July 27, 2011

2 Summer Salads: The Caprese and The California

The California Salad

When I was in elementary school through high school, I would grow vegetables in our backyard. I had a small row of herbs - basil, mint, parsley, thyme, sage - some lettuces, Colorado strawberries, sugar snap peas, and lots and lots of tomatoes. I didn't know a whole lot about gardening (well, I still don't really), but my primary tactic was to plant as many tomatoes as I could. With what room was left, I would fill the garden patch to the brim with tomatoes. Then I started in on small patches of dirt around the house and then filled up every pot I could find. By the end of a few days work I probably planted 20 or 30 little seedlings. One year, I took a patch of land I knew my mom was saving to plant flowers in and filled it with tomatoes. Tomatoes instead of fresh-cut flowers. Not an easy trade, but a trade I'm willing to make.

A Caprese Salad of yellow tomatoes and mozzarella.
I loved all the varieties the tomato seedlings came in. I would go to Wilson's Farm in Lexington, MA with my mom to pick up the seedlings.
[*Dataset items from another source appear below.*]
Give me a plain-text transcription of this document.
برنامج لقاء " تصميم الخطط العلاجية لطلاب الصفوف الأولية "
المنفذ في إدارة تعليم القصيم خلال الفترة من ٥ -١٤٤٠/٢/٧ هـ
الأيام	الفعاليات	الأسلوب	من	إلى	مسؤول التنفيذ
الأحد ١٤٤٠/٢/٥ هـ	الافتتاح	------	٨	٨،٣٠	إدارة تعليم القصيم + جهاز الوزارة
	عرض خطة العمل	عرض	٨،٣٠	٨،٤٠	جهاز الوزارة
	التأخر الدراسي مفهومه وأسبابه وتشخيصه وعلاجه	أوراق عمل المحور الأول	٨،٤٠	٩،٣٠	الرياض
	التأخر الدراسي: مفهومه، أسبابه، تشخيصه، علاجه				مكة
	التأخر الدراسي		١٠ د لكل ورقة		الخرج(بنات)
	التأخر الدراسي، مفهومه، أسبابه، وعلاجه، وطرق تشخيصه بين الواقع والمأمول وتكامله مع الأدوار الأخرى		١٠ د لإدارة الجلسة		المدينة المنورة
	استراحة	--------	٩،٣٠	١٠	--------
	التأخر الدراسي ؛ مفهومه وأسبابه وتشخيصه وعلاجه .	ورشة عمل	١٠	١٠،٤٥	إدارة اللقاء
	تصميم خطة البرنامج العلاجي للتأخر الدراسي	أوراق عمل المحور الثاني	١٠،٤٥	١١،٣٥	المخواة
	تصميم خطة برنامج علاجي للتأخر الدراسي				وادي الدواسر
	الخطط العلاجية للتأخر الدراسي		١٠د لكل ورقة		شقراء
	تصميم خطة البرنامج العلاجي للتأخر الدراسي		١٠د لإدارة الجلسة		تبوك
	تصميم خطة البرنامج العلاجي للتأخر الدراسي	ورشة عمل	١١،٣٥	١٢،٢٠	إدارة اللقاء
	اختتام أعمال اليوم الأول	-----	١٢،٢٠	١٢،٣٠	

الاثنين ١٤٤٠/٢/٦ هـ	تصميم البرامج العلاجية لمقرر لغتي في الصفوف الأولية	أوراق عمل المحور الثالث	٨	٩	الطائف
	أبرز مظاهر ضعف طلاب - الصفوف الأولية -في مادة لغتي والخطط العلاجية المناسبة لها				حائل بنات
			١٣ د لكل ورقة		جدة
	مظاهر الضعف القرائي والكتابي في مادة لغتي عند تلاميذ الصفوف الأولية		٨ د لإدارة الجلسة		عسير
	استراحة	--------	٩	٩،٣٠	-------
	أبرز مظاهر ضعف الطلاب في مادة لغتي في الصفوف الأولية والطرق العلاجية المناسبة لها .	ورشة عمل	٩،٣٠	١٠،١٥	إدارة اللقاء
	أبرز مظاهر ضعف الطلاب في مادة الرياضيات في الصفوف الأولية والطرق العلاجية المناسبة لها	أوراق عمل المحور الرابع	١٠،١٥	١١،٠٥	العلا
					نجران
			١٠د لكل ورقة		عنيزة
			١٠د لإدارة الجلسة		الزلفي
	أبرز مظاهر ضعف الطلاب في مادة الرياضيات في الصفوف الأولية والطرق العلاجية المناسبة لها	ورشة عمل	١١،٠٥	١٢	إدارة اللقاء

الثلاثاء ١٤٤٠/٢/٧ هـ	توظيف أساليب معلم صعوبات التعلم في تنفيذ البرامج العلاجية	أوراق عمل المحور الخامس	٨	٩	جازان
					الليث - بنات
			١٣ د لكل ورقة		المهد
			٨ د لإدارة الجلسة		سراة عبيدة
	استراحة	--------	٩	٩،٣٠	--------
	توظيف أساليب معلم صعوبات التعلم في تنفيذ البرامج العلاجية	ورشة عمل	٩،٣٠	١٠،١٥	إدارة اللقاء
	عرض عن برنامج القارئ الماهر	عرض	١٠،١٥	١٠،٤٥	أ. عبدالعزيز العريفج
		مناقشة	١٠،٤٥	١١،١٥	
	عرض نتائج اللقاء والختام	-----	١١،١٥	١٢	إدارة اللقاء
I started by picking up some Super Sweet 100s, a small cherry tomato, and Roma tomatoes, which in my mind were the true tomatoes of Italy and the only ones acceptable for use in Italian cooking (not true). But what really excited me was the world of heirloom tomatoes. For a 7th grader with an unnatural obsession with food, picking out heirloom tomato seedlings was like to going to the candy store. Bright photos above each of the seedlings revealed which zany, colorful, tasty tomato was waiting to grow. And they had such fabulous names, like American Green Zebra, Jet Star, and Sunflower Burst.

There were just so many to choose from, how could I resist?

So when mid-August would roll around, which is when the tomato crop really gets going in Massachusetts, I would have tomatoes ripening in every color imaginable (yeah, the rainbow effect gets me every time). But this meant I had to use a lot of tomatoes, which I did. I made lots of things from them, from tomato sauce and salsa to grilled tomatoes and, my favorite, Caprese Salad. I think once I ate caprese salad four or five times a week for the whole summer. Its one of those perfect, unchanging combinations that never fails. Warm, ripe tomatoes and creamy, milky mozzarella. Besides those, the rest is up to you. Some might say basil is a must (at least to technically be "Caprese"), and basil is great on this salad, but I don't use it every time. What I do use almost every time is good olive oil, salt and pepper. Sometimes a dash of balsamic or lemon or a bit of chili flake. You can get fancy and add grilled peaches or serve it over toast. But the simpler the better, I think.

So the first salad for this post is a Caprese Salad, tomato and mozzarella topped with olive oil, balsamic and salt and pepper. It's called "Caprese" because it supposedly comes from the island of Capri off the Amalfi coast in Italy. For the version I made,  I used yellow tomatoes. There's no recipe because it's just too simple. Take some tomatoes, cut them any way you'd like. Take some fresh mozzarella, do the same. Top with olive oil, salt, pepper, and whatever else you'd like. Eat and enjoy.

The second salad also uses tomatoes, but not as prominently as the first. I'm calling it a California Salad. Why? Because that's what this type of salad is usually called. Why is that? I have no idea. Probably because it uses avocados, which happen to be this salad's secret ingredient. So the salad is pretty simple. Again, no explicit recipe because it's not really needed. Take a salad bowl and add a healthy serving of greens, say 1-2 cups per person. I used arugula. Add some sliced red onion, diced tomato, drained chickpeas (just from a can is fine) and avocado cut into small cubes. Then add a couple spoonfuls of oil, a good squeeze of lemon and a splash of red wine vinegar, as well as salt and pepper (amounts depend on how much salad you're making). Mix well. The trick of this salad is to mix it enough so that the avocado starts to become part of the dressing, adding some fat and making it a little creamy. From there you can add whatever - grilled chicken or shrimp, seared tofu, sunflower seeds, flank steak, other vegetables, you name it. On a hot summer night, served with a thick slice of bread and maybe a cold beer, this salad might be all you need.